This is a very rare defect. It is an out-pouching in, or of, the ventricular myocardium. It may be secondary to a vascular event or to intrinsic weakness in the ventricular wall. It may affect the left or the right ventricle and is usually located at the apex. It can present with an irregular heart rhythm, with a pericardial effusion or simply as an abnormal appearance of the four chamber view. If it is causing a significant haemodynamic effect in utero the outcome is likely to be poor. It is too rare a condition to have a clear indication of the prognosis if there are no haemodynamic effects but the outlook should be guarded.

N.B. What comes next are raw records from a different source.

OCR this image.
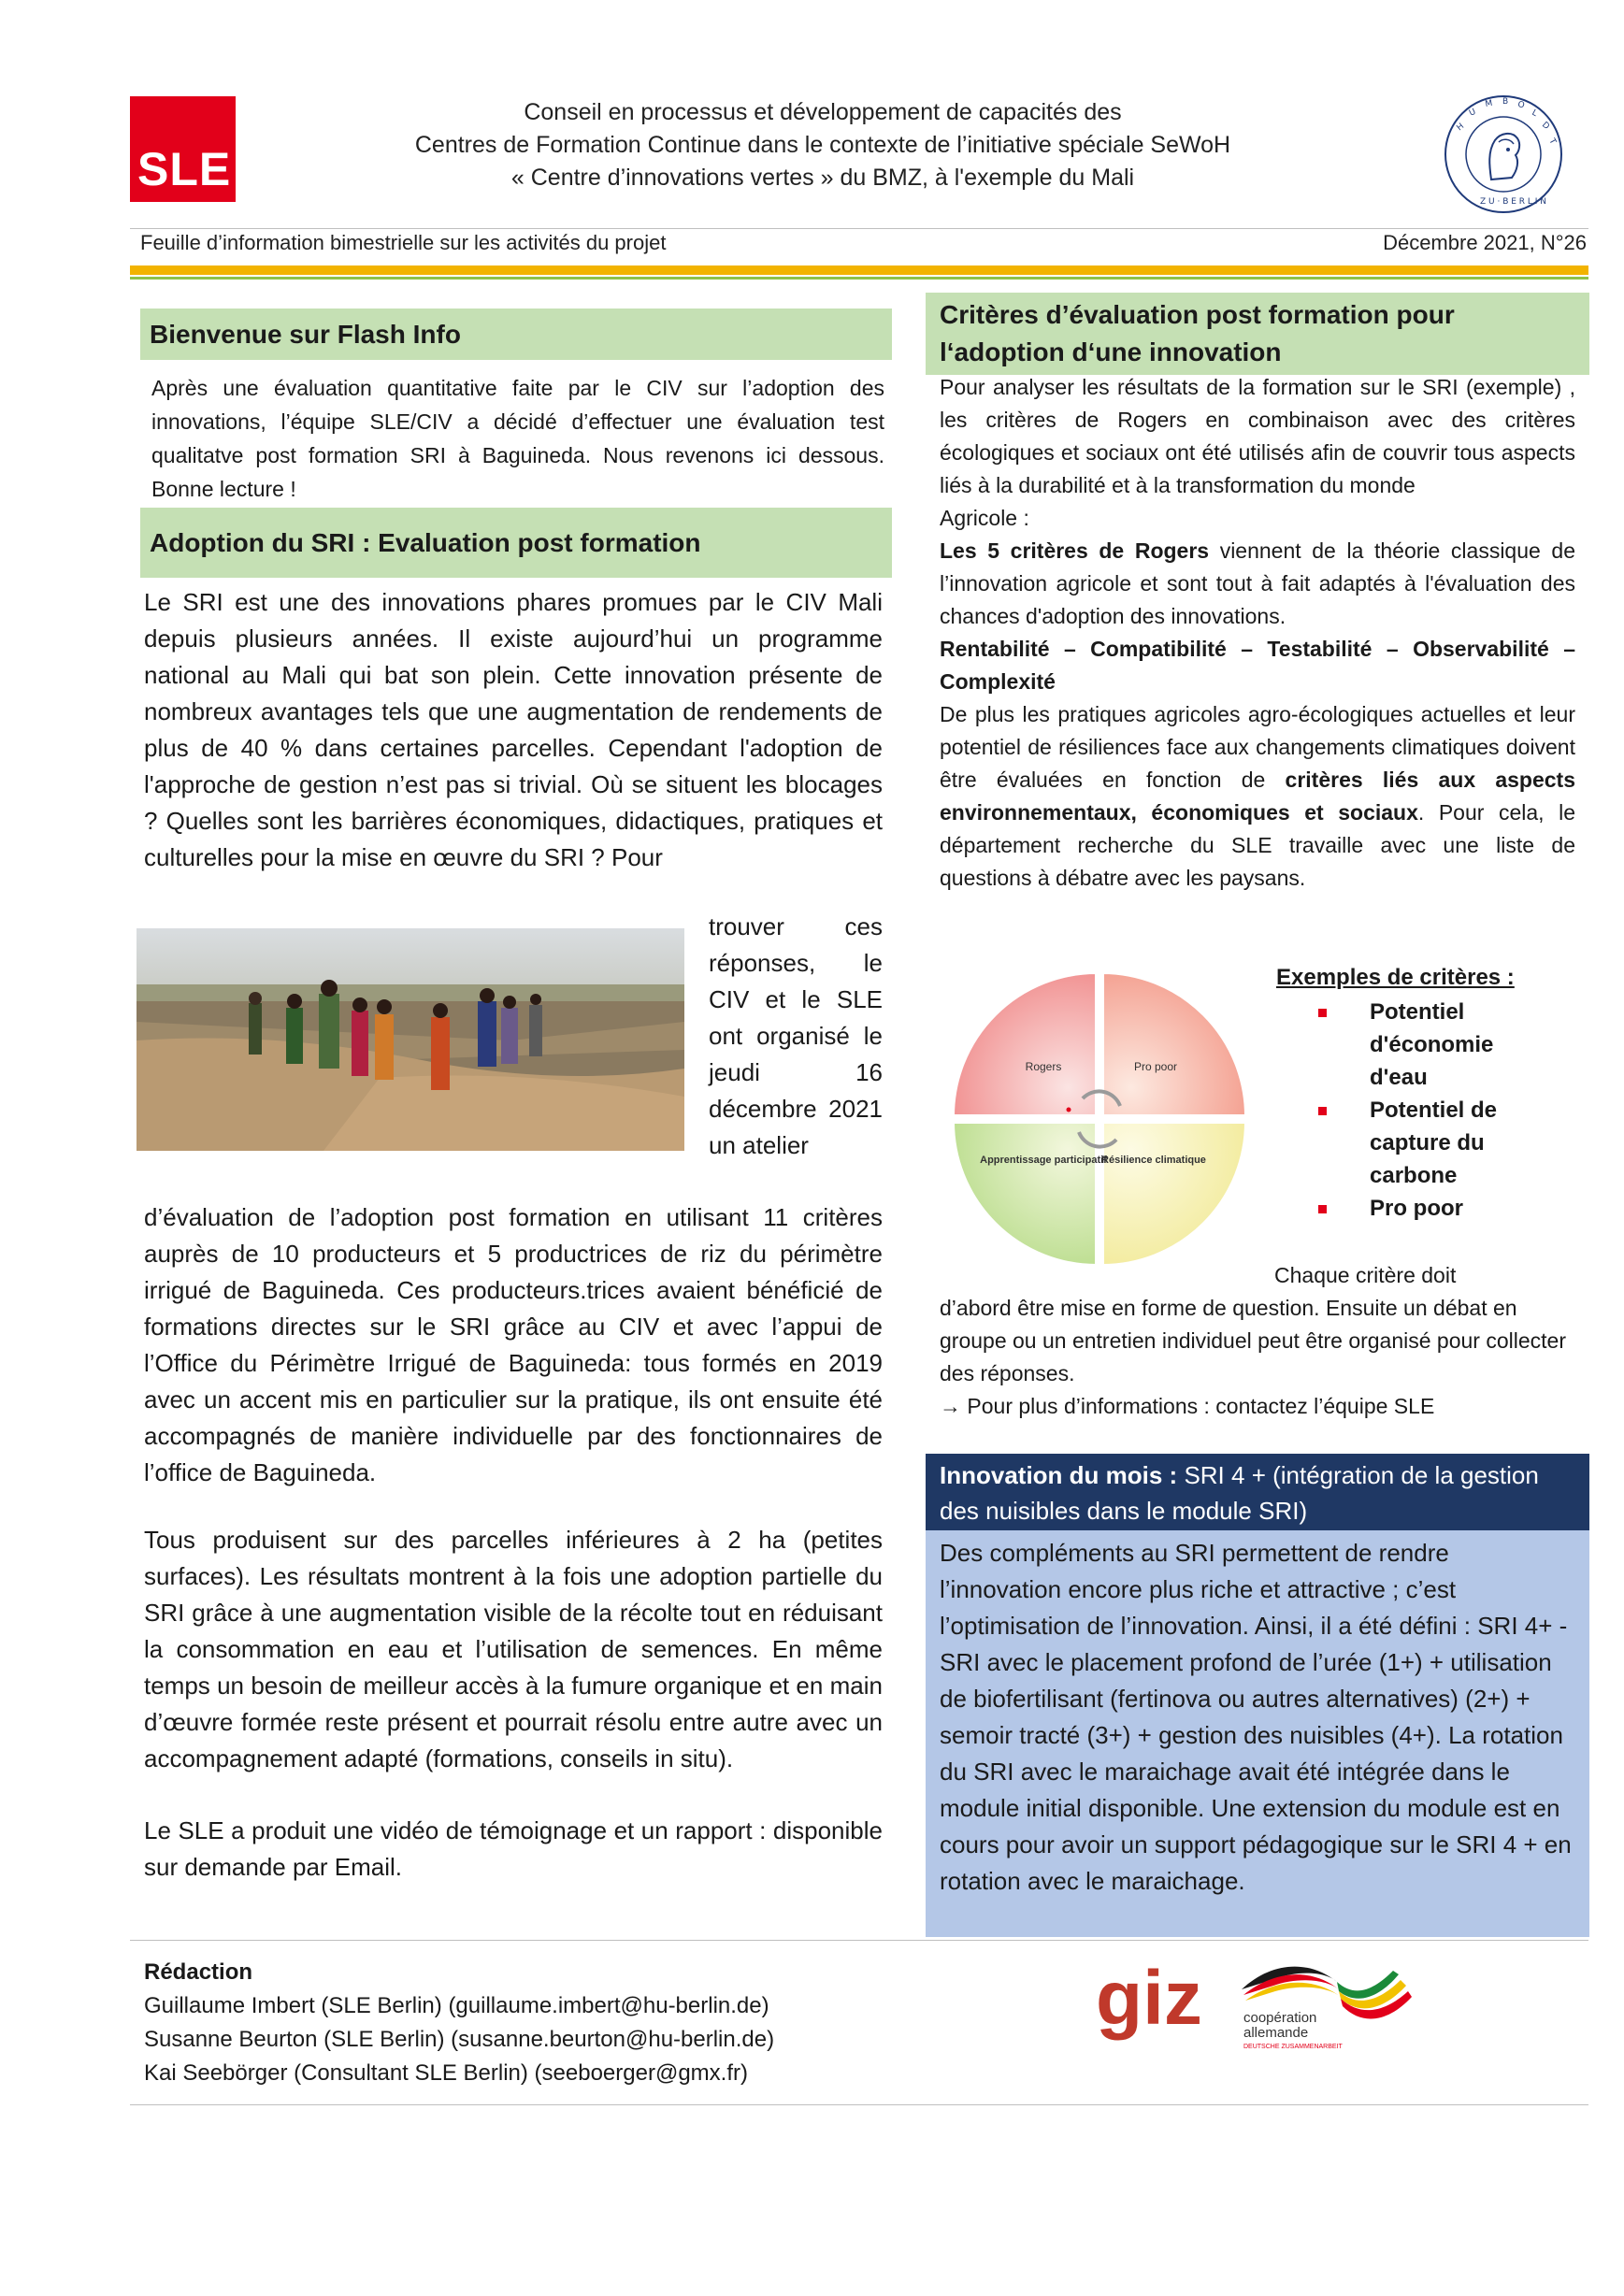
SLE
Conseil en processus et développement de capacités des
Centres de Formation Continue dans le contexte de l’initiative spéciale SeWoH
« Centre d’innovations vertes » du BMZ, à l'exemple du Mali
H
U
M B O
L
D
T
Z U · B E R L I N
Feuille d’information bimestrielle sur les activités du projet	Décembre 2021, N°26
Bienvenue sur Flash Info
Après une évaluation quantitative faite par le CIV sur l’adoption des innovations, l’équipe SLE/CIV a décidé d’effectuer une évaluation test qualitatve post formation SRI à Baguineda. Nous revenons ici dessous. Bonne lecture !
Adoption du SRI : Evaluation post formation
Le SRI est une des innovations phares promues par le CIV Mali depuis plusieurs années. Il existe aujourd’hui un programme national au Mali qui bat son plein. Cette innovation présente de nombreux avantages tels que une augmentation de rendements de plus de 40 % dans certaines parcelles. Cependant l'adoption de l'approche de gestion n’est pas si trivial. Où se situent les blocages ? Quelles sont les barrières économiques, didactiques, pratiques et culturelles pour la mise en œuvre du SRI ? Pour
trouver ces réponses, le CIV et le SLE ont organisé le jeudi 16 décembre 2021 un atelier
d’évaluation de l’adoption post formation en utilisant 11 critères auprès de 10 producteurs et 5 productrices de riz du périmètre irrigué de Baguineda. Ces producteurs.trices avaient bénéficié de formations directes sur le SRI grâce au CIV et avec l’appui de l’Office du Périmètre Irrigué de Baguineda: tous formés en 2019 avec un accent mis en particulier sur la pratique, ils ont ensuite été accompagnés de manière individuelle par des fonctionnaires de l’office de Baguineda.
Tous produisent sur des parcelles inférieures à 2 ha (petites surfaces). Les résultats montrent à la fois une adoption partielle du SRI grâce à une augmentation visible de la récolte tout en réduisant la consommation en eau et l’utilisation de semences. En même temps un besoin de meilleur accès à la fumure organique et en main d’œuvre formée reste présent et pourrait résolu entre autre avec un accompagnement adapté (formations, conseils in situ).
Le SLE a produit une vidéo de témoignage et un rapport : disponible sur demande par Email.
Critères d’évaluation post formation pour l‘adoption d‘une innovation

Pour analyser les résultats de la formation sur le SRI (exemple) , les critères de Rogers en combinaison avec des critères écologiques et sociaux ont été utilisés afin de couvrir tous aspects liés à la durabilité et à la transformation du monde

Agricole :

Les 5 critères de Rogers viennent de la théorie classique de l’innovation agricole et sont tout à fait adaptés à l'évaluation des chances d'adoption des innovations.

Rentabilité – Compatibilité – Testabilité – Observabilité – Complexité

De plus les pratiques agricoles agro-écologiques actuelles et leur potentiel de résiliences face aux changements climatiques doivent être évaluées en fonction de critères liés aux aspects environnementaux, économiques et sociaux. Pour cela, le département recherche du SLE travaille avec une liste de questions à débatre avec les paysans.

Rogers	Pro poor
Apprentissage participatif
Résilience climatique
Exemples de critères :
Potentiel d'économie d'eau
Potentiel de capture du carbone
Pro poor
Chaque critère doit
d’abord être mise en forme de question. Ensuite un débat en groupe ou un entretien individuel peut être organisé pour collecter des réponses.
→ Pour plus d’informations : contactez l’équipe SLE
Innovation du mois : SRI 4 + (intégration de la gestion des nuisibles dans le module SRI)
Des compléments au SRI permettent de rendre l’innovation encore plus riche et attractive ; c’est l’optimisation de l’innovation. Ainsi, il a été défini : SRI 4+ - SRI avec le placement profond de l’urée (1+) + utilisation de biofertilisant (fertinova ou autres alternatives) (2+) + semoir tracté (3+) + gestion des nuisibles (4+). La rotation du SRI avec le maraichage avait été intégrée dans le module initial disponible. Une extension du module est en cours pour avoir un support pédagogique sur le SRI 4 + en rotation avec le maraichage.
Rédaction
Guillaume Imbert (SLE Berlin) (guillaume.imbert@hu-berlin.de)
Susanne Beurton (SLE Berlin) (susanne.beurton@hu-berlin.de)
Kai Seebörger (Consultant SLE Berlin) (seeboerger@gmx.fr)
giz	coopération
allemande
DEUTSCHE ZUSAMMENARBEIT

The four chamber view will be abnormal due to distortion of the ventricular shape, with the defect in the ventricular wall ‘bulging’ into the pericardial sac. The ‘bulge’ will fill with blood on colour flow mapping. An associated pericardial effusion may be large. The function of the affected ventricle may be compromised as evidenced by decreased inflow and outflow on colour flow mapping and reduced contraction. There may be multiple ectopic beats.

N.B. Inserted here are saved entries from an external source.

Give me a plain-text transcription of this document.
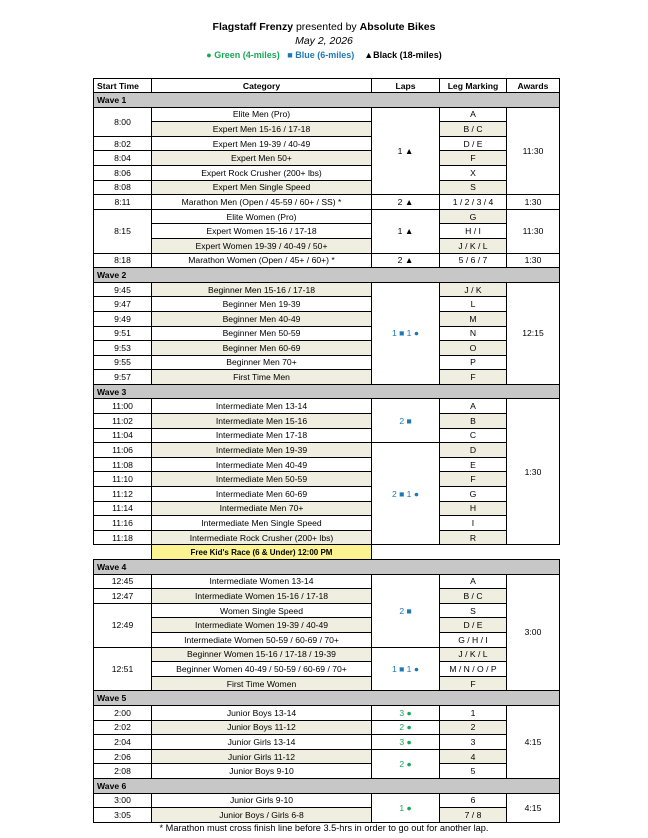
Flagstaff Frenzy presented by Absolute Bikes
May 2, 2026
● Green (4-miles) ■ Blue (6-miles) ▲Black (18-miles)
Start Time	Category	Laps	Leg Marking	Awards
Wave 1				
8:00	Elite Men (Pro)	1 ▲	A	11:30
	Expert Men 15-16 / 17-18		B / C	
8:02	Expert Men 19-39 / 40-49		D / E	
8:04	Expert Men 50+		F	
8:06	Expert Rock Crusher (200+ lbs)		X	
8:08	Expert Men Single Speed		S	
8:11	Marathon Men (Open / 45-59 / 60+ / SS) *	2 ▲	1 / 2 / 3 / 4	1:30
8:15	Elite Women (Pro)	1 ▲	G	11:30
	Expert Women 15-16 / 17-18		H / I	
	Expert Women 19-39 / 40-49 / 50+		J / K / L	
8:18	Marathon Women (Open / 45+ / 60+) *	2 ▲	5 / 6 / 7	1:30
Wave 2				
9:45	Beginner Men 15-16 / 17-18	1 ■ 1 ●	J / K	12:15
9:47	Beginner Men 19-39		L	
9:49	Beginner Men 40-49		M	
9:51	Beginner Men 50-59		N	
9:53	Beginner Men 60-69		O	
9:55	Beginner Men 70+		P	
9:57	First Time Men		F	
Wave 3				
11:00	Intermediate Men 13-14	2 ■	A	1:30
11:02	Intermediate Men 15-16		B	
11:04	Intermediate Men 17-18		C	
11:06	Intermediate Men 19-39	2 ■ 1 ●	D	
11:08	Intermediate Men 40-49		E	
11:10	Intermediate Men 50-59		F	
11:12	Intermediate Men 60-69		G	
11:14	Intermediate Men 70+		H	
11:16	Intermediate Men Single Speed		I	
11:18	Intermediate Rock Crusher (200+ lbs)		R	
	Free Kid's Race (6 & Under) 12:00 PM			
Wave 4				
12:45	Intermediate Women 13-14	2 ■	A	3:00
12:47	Intermediate Women 15-16 / 17-18		B / C	
12:49	Women Single Speed		S	
	Intermediate Women 19-39 / 40-49		D / E	
	Intermediate Women 50-59 / 60-69 / 70+		G / H / I	
12:51	Beginner Women 15-16 / 17-18 / 19-39	1 ■ 1 ●	J / K / L	
	Beginner Women 40-49 / 50-59 / 60-69 / 70+		M / N / O / P	
	First Time Women		F	
Wave 5				
2:00	Junior Boys 13-14	3 ●	1	4:15
2:02	Junior Boys 11-12	2 ●	2	
2:04	Junior Girls 13-14	3 ●	3	
2:06	Junior Girls 11-12	2 ●	4	
2:08	Junior Boys 9-10		5	
Wave 6				
3:00	Junior Girls 9-10	1 ●	6	4:15
3:05	Junior Boys / Girls 6-8		7 / 8	
* Marathon must cross finish line before 3.5-hrs in order to go out for another lap.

If ventricular function is severely compromised the underlying diagnosis of ventricular diverticulum may be overlooked. Similarly, it may be overlooked in the presence of a large pericardial effusion.
Defect of the myocardial wall with a bulging protrusion into the pericardial sac.
Diverticulum usually apical.
Often pericardial effusion, may be large.
Less commonly, ventricular dysfunction.